Japan is just starting to climb back on its feet after the Tohoku Earthquake and Tsunami (as it’s officially being called now). For long weeks toys have been the last thing on anyone’s mind. But as we work to get much-needed supplies to those up north, dodging the occasional rolling blackout, and keeping an eagle eye on the damaged reactors simmering just a few hundred kilometers away, people in Tokyo are getting back to their normal lives.
My normal life involves toys. And I think it’s telling that even in the midst of the chaos that followed the disaster, these toys showed up on my doorstep. Literally 24 hours after a magnitude 9 tremor rocked Japan’s eastern seaboard, when the nation had ground to a virtual standstill, the Japanese post office still managed to deliver the frickin’ mail. It still amazes me.
I didn’t have a spare thought for, or even a chance to so much as open the package, for two weeks. And I’m glad I waited. Because these aren’t just some of the most beautiful toys Japan has ever produced — they virtually demand attention. Normally I am not a big fan of reproductions of vintage toys. It’s not that I don’t understand why people buy them, but rather simply don’t have an interest myself. I prefer knowing that a toy has a certain history to it. What was happening in the world when this first went on sale? How many hands has it passed through to get to mine? How rare that it’s survived the decades in such good shape…
Most reissues, being simple copies of what came before, by their very nature lack this “weight of history.” But Bullmark is the founding father of Japan’s character toy scene, and Saburo Ishizuki — the same gentleman who managed sales for the company back in the Sixties and Seventies — is running its latest incarnation today. His mere presence gives these reissues the weight they wouldn’t have had, coming from anyone else.
These particular replicas of Bullmark’s old 1974 missile firing Mechagodzilla toy were sold exclusively via mail order earlier this year. (how’s that for burying the lede, five paragraphs in.) They’re color variations of the first missile firing Mechagodzilla reissue that was offered as a separate mail-away premium included with the Bullmark History Box Set, released last year. Physically, the design of these latest reissues is the same as the previous one: only the chest missiles actually fire, with the elbow and knee launchers disabled. (Actually, they’re not even there; the missiles simply slot into the holes where they would be.)

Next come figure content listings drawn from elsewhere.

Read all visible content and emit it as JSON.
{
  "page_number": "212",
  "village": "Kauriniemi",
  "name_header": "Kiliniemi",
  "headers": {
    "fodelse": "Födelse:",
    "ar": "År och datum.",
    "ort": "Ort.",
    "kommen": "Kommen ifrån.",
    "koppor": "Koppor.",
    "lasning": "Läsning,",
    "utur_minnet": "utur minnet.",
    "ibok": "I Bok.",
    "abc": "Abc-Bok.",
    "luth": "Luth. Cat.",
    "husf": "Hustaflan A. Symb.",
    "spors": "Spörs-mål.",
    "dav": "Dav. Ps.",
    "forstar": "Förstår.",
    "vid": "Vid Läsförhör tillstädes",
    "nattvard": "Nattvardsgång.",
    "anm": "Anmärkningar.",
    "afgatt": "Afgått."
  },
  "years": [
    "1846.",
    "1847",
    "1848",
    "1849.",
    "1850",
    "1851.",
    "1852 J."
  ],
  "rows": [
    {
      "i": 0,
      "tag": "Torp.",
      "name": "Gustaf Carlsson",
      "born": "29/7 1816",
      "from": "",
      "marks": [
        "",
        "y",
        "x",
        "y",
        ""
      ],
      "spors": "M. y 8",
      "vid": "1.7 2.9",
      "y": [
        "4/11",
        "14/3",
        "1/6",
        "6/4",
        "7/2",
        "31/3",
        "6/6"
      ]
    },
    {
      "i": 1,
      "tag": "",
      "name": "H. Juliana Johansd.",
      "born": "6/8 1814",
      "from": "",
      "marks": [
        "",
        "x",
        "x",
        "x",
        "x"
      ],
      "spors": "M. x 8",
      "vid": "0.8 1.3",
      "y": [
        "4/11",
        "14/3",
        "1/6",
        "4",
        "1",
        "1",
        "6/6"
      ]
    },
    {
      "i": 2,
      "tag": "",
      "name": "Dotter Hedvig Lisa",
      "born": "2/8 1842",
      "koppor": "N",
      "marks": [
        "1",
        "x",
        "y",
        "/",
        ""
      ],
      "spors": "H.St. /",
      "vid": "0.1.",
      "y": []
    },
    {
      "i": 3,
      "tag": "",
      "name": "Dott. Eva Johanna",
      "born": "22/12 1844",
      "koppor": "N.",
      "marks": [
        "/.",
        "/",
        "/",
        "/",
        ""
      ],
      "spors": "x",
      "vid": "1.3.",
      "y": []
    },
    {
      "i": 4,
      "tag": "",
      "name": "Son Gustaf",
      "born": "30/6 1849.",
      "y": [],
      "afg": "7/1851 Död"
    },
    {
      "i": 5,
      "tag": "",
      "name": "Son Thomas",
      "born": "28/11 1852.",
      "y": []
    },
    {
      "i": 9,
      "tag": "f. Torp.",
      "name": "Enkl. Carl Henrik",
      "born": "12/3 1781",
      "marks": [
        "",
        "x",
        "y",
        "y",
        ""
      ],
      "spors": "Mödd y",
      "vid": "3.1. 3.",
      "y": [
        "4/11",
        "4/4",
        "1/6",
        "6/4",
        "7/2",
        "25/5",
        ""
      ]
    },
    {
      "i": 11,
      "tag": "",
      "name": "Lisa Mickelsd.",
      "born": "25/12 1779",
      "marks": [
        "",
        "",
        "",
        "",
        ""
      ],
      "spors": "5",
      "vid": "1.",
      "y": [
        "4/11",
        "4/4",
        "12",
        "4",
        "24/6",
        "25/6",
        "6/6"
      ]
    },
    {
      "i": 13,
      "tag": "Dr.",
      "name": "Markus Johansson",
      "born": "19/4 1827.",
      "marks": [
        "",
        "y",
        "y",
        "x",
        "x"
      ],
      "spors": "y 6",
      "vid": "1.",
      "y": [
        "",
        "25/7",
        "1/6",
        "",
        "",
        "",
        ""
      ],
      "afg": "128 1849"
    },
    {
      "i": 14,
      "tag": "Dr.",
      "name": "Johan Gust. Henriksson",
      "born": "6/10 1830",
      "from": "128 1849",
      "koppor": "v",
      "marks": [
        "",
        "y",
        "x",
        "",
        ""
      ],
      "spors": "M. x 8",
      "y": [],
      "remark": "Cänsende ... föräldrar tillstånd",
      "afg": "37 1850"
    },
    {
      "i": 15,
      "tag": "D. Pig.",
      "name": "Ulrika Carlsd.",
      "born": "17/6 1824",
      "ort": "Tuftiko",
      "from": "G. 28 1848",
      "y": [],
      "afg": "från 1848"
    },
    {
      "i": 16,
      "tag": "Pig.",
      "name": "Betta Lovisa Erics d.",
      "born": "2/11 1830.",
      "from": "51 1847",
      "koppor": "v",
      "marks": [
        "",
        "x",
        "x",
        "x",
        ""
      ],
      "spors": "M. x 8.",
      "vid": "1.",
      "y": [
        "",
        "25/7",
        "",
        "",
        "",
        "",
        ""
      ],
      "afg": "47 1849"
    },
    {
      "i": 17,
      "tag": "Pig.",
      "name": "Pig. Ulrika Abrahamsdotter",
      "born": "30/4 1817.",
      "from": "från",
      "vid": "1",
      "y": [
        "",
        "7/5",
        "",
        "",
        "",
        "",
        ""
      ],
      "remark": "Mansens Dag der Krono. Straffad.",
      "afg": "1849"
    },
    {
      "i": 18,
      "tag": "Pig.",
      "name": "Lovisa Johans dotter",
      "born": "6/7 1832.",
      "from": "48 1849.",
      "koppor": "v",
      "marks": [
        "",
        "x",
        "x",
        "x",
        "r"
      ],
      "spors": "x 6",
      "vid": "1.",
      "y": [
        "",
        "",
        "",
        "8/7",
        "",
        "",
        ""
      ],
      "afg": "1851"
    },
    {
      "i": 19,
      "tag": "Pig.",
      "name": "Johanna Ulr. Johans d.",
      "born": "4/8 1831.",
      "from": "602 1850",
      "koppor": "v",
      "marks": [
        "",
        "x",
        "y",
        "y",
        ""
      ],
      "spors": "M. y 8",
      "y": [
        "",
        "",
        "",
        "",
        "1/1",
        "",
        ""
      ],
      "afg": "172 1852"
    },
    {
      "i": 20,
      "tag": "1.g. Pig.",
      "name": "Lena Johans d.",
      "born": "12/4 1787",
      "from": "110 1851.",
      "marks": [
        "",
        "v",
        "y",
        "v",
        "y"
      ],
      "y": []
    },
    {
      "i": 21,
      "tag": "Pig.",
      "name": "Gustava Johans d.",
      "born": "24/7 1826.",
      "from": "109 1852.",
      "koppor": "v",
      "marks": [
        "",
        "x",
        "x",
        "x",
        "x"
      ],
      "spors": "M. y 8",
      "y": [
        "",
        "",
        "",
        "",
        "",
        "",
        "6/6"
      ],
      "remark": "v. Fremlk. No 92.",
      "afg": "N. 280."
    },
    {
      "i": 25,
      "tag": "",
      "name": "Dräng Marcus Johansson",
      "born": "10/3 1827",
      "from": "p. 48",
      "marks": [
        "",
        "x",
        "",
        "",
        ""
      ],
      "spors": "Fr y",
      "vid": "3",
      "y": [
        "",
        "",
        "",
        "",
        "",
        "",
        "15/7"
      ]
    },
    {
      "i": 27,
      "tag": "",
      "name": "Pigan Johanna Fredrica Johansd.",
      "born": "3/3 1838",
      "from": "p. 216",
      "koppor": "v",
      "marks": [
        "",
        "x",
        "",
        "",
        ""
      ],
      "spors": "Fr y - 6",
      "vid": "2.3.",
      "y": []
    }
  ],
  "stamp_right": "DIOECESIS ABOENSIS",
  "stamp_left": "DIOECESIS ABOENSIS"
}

The great thing about these latest two re-issues, the thing that sets them apart from the previous one, is that they aren’t slavish duplicates; they add new value to the concept. Like the earlier reissue, the head is molded separately, capable of rotating — something the original 1974 model wasn’t capable of doing. But the real eyeball grabbers are the all-new color patterns, totally unlike anything seen before. One is in “box colors,” painted with metallic green highlights instead of gold to match the toy as it appeared in photos on the old package. The one that really gets me, though, is the second version. Molded entirely in glowing vinyl, it doesn’t look like any missile-firing toy produced in the Seventies or anytime else, for that matter. The thing looks positively radioactive in the dark, which is appropriate both for the character and the strange times Tokyo finds itself in.
The bad news is, you can’t order these anymore. The only way to get them was by placing an order on the Bullmark web site earlier this year. But there is a better than even chance that we’ll be seeing either more, or more variations, soon. Which is good news for anyone who wants to get their hands on a little “new old history.”